I always keep my Crosby bag packed with my essentials — my wallet, car keys, sunglasses — by the door. It eliminates the time I would spend looking for all of those things!

5:00 PM

After writing throughout the day, I really crave a sense of finality and to know the workday has ended. I separate myself from work with a little exercise, or I’ll run any quick errands that need to happen, like picking up groceries. I always keep my Crosby bag packed with my essentials — my wallet, car keys, sunglasses — by the door for just that purpose. It eliminates the time I would spend looking for all of those things! Then I’ll cook a nice dinner for the family. Right now I’m really into the cookbook Ottolenghi Simple — the recipes are so inventive and unexpected, like a lamb burger with crushed pistachios. So good. Dinner happens early, around 6:30 pm, because we like to eat together as a family, and since Ella is four, she has an early bedtime.

9:00 PM

Because I wake up so early, it’s crucial to me to go to sleep really early as well — and I need a lot of sleep!
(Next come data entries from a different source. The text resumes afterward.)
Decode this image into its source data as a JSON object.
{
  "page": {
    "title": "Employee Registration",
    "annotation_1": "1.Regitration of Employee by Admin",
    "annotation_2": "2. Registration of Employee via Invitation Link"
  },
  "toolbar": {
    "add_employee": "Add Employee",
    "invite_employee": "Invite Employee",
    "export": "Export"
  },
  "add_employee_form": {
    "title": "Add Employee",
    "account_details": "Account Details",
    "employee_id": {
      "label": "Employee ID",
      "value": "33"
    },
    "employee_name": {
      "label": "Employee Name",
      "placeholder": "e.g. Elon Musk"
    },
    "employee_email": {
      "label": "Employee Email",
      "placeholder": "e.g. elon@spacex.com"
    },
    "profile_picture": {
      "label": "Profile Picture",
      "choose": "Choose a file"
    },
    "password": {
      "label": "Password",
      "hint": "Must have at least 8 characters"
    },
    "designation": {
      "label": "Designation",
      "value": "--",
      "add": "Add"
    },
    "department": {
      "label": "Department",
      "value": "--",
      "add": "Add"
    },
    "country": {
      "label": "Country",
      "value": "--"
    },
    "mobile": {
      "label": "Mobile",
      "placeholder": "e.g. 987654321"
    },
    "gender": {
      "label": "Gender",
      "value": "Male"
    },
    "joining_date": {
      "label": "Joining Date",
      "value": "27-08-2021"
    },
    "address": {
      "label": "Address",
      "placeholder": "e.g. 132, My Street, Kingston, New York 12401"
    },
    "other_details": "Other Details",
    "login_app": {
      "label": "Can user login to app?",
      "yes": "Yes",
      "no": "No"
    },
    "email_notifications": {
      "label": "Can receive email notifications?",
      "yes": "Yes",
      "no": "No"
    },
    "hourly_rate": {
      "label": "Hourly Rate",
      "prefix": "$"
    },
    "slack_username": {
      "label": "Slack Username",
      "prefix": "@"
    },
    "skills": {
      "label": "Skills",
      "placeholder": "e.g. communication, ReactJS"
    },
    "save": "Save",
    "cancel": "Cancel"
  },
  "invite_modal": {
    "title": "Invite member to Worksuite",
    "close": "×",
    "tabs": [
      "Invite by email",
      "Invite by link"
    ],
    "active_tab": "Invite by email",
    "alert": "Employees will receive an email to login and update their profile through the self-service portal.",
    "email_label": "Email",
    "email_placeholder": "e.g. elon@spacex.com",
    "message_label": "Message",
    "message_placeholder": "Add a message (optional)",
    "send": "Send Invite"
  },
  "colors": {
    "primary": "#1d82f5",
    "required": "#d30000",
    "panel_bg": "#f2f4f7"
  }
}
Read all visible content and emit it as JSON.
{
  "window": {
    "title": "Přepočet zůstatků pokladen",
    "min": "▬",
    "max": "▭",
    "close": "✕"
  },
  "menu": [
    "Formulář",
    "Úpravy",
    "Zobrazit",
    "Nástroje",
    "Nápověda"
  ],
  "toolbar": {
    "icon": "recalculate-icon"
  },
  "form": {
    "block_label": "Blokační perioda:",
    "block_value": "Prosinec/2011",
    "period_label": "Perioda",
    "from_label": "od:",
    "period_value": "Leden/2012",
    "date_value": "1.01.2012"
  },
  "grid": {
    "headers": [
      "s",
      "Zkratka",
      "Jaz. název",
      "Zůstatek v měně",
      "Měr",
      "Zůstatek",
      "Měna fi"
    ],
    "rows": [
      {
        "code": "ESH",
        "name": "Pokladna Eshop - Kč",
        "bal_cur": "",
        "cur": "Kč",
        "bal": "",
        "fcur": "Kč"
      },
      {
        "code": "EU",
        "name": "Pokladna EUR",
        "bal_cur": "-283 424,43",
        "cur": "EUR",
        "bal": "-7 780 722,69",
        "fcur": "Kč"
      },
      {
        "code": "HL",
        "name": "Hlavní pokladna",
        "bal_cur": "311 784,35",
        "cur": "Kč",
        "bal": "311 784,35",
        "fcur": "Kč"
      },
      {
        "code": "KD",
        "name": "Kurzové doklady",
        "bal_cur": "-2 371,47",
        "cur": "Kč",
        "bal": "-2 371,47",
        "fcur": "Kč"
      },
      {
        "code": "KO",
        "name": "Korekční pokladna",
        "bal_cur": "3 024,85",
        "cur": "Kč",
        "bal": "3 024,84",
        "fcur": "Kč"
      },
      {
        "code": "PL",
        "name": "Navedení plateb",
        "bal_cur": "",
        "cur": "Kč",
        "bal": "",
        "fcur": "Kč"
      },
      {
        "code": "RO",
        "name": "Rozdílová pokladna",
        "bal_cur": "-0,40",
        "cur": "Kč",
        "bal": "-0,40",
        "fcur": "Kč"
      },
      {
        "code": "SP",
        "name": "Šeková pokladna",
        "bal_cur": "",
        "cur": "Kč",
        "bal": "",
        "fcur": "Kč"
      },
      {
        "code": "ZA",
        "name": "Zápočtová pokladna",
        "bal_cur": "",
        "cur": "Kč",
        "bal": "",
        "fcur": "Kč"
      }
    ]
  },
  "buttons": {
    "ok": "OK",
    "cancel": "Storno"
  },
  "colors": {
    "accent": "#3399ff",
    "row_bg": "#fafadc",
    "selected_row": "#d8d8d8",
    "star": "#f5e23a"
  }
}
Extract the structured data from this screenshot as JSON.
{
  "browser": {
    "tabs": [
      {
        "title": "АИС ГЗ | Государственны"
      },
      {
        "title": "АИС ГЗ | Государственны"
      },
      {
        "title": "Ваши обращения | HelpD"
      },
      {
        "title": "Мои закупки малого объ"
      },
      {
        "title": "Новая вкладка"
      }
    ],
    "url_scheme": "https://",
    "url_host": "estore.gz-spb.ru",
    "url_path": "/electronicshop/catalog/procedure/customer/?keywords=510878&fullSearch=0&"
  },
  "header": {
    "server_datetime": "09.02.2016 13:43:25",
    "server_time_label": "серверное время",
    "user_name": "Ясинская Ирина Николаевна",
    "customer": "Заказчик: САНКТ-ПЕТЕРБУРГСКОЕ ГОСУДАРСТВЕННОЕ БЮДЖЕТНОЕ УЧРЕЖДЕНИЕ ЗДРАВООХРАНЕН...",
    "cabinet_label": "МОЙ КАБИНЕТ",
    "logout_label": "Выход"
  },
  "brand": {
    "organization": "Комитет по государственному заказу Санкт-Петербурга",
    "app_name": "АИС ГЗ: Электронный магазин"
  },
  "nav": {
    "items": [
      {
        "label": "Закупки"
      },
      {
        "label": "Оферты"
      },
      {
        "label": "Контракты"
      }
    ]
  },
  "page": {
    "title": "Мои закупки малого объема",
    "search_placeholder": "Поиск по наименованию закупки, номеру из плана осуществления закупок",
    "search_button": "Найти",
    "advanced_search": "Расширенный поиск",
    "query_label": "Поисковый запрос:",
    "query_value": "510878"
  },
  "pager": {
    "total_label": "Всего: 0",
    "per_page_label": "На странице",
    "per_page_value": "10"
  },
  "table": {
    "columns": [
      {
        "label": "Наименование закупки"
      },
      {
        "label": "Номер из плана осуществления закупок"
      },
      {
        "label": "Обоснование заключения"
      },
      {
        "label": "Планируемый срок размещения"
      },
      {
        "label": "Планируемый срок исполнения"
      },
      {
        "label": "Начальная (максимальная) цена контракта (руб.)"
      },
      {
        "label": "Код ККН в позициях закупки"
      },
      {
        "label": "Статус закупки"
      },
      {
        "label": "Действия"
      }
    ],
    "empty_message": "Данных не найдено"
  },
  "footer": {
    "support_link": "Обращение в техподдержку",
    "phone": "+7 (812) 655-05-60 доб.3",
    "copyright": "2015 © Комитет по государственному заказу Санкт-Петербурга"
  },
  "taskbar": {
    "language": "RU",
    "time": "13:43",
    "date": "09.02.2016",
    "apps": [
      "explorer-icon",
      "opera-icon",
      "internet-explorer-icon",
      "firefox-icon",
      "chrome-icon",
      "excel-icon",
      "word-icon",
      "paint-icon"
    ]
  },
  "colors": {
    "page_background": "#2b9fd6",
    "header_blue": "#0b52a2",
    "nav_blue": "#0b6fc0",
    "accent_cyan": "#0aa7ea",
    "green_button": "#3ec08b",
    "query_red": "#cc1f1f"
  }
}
I start winding down for the evening around eight-ish. If I’m lucky, I’ll have a nice, long bubble bath. I try to put my phone away — sometimes I even leave it in a different room to remove the temptation. I like to read a book or listen to a podcast, or just spend time talking to my husband. That’s actually where the idea for my book, The Rocket Years came from — my husband and I were discussing how the decisions you make in your 20s impact the rest of your life. It’s meant to be an inspiring book to help people chart their course. I really wrote it for myself — it’s the book I wish I had when I was 22.